Uns Hund stoppt jeden Besuch an der Tür

von Achim(YCH) am 17. Februar 1999 16:36

Hallo Silke,

vielen Dank für die liebe Unterstützung. Krankheitsbedingt konnte ich leider nicht eher antworten.

Wie lange hat die Pubertät denn bei Deinem Aussie-Rüden angehalten.
Wie beschäftigt Ihr euren Hund, Agility oder anders ??

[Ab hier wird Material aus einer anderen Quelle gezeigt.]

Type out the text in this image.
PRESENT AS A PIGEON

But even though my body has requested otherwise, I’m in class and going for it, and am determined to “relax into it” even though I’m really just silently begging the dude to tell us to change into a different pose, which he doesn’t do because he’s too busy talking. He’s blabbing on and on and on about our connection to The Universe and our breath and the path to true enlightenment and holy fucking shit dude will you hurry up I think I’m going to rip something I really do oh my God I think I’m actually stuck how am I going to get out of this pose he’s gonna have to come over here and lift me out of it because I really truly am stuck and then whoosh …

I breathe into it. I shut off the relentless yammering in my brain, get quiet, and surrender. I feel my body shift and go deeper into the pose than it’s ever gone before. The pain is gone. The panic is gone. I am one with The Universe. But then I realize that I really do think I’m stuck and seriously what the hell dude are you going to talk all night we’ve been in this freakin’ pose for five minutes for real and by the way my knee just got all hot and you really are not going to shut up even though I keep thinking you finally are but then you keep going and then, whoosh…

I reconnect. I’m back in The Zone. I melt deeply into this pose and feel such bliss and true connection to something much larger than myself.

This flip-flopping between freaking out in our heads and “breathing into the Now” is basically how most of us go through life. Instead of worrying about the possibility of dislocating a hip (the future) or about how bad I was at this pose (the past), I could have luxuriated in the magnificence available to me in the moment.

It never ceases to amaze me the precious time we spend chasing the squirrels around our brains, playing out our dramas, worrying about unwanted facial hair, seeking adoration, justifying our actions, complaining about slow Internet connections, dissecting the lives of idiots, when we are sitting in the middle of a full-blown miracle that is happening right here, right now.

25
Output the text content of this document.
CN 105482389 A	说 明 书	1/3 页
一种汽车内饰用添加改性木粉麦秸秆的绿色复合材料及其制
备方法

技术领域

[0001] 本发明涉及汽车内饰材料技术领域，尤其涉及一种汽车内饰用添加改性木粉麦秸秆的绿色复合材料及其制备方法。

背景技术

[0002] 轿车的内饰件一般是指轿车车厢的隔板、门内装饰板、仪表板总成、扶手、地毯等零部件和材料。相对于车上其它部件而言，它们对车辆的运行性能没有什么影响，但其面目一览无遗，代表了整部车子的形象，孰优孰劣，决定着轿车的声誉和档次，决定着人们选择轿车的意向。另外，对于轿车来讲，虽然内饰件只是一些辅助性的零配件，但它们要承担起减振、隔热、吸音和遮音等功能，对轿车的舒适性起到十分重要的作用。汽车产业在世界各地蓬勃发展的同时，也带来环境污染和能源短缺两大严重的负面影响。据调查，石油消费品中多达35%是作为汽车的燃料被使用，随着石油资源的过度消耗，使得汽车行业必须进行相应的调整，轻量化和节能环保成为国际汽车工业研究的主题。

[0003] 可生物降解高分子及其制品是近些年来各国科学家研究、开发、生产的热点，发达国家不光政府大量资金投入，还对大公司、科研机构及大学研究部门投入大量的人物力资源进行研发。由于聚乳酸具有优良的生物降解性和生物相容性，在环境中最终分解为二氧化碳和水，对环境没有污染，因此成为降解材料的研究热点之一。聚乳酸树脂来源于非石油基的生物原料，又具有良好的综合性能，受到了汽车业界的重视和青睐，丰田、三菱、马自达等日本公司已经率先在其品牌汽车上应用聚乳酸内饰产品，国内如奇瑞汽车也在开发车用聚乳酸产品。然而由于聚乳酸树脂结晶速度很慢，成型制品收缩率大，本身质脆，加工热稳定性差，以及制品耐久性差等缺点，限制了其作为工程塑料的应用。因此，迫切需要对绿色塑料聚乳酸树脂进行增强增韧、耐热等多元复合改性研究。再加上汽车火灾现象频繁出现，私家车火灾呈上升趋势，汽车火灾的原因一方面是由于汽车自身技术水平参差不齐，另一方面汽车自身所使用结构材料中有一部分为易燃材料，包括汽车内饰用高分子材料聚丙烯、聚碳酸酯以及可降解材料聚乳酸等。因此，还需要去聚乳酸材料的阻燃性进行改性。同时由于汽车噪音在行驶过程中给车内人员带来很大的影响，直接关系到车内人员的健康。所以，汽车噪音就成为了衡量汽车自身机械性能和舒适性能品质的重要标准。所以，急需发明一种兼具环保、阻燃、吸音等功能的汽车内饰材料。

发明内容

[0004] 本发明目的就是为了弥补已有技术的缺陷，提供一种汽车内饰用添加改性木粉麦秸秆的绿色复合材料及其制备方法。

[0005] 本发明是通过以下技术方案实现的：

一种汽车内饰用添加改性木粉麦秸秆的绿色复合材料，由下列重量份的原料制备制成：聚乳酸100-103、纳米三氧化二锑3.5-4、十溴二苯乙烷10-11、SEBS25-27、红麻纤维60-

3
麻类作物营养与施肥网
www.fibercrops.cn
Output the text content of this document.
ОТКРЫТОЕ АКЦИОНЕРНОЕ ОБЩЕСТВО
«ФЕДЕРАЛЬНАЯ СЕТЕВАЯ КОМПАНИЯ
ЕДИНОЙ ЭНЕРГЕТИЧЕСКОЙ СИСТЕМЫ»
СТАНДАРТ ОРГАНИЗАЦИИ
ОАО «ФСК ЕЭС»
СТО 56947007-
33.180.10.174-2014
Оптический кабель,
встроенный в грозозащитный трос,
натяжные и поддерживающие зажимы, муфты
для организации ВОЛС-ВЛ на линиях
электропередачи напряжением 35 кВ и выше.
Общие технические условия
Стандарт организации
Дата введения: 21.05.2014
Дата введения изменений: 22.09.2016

Habt Ihr auch schon einmal ausprobiert, euere Hunde hüten zu lassen.

Viele Grüße
Achim

von Achim(YCH) am 17. Februar 1999 16:47

Hallo Anneke,

vielen Dank für die guten Wünsche. Wir werden alles mögliche tun, um unseren Rusty gut zu beschäftigen. Agility macht er war bereits, allerdings müssen wir ja die Sprungelemente noch auslassen. Auch die Jahreszeit ist für Außenplätze nicht gerade ideal. Aber es wird schon.

Vielen Dank
Achim

von Silke(YCH) am 17. Februar 1999 17:12

Hallo Achim

Ich glaube aus der Pubertät kommt mein Rüde nie raus, lach.
Nein ernsthaft, er ist unheimlich temperamentvoll und selbstbewußt, schwer zur Ruhe zu kriegen. Wir machen auch Begleithundeausbildung und Agility, da dreht er dann so richtig auf, er heißt übrigens auch Rusty, muß wohl am Namen liegen. Ganz anders unsere Hündin, 9 Monate, ein Traumhund, auch temperamentvoll, aber wesentlich einfacher zu führen.
Ich versuche meinen Aussies soviel Abwechslung wie möglich zu bieten, nehme sie fast überall mit hin, auch wenns nur zum Einkaufen im Auto ist. Das mit dem Hüten ist so eine Sache, da muß so ein Hund schon richtig ausgebildet werden, sonst wirds gefährlich. Meine Pferde finden die Hüteversuche der Hund auf jedenfall nicht so witzig. Neben dem Hundeplatz übe ich auch zu Hause im Wohnzimmer oder beim Spaziergang, z.B. gelernte Kommandos auch auf Sichtzeichen aus der Entfernung zu befolgen. Man muß immer wieder neue Ideen haben, nur keine Langeweile. Ich weiß, das ist anstrengend, aber ein glücklicher Aussie ist ein toller Hund.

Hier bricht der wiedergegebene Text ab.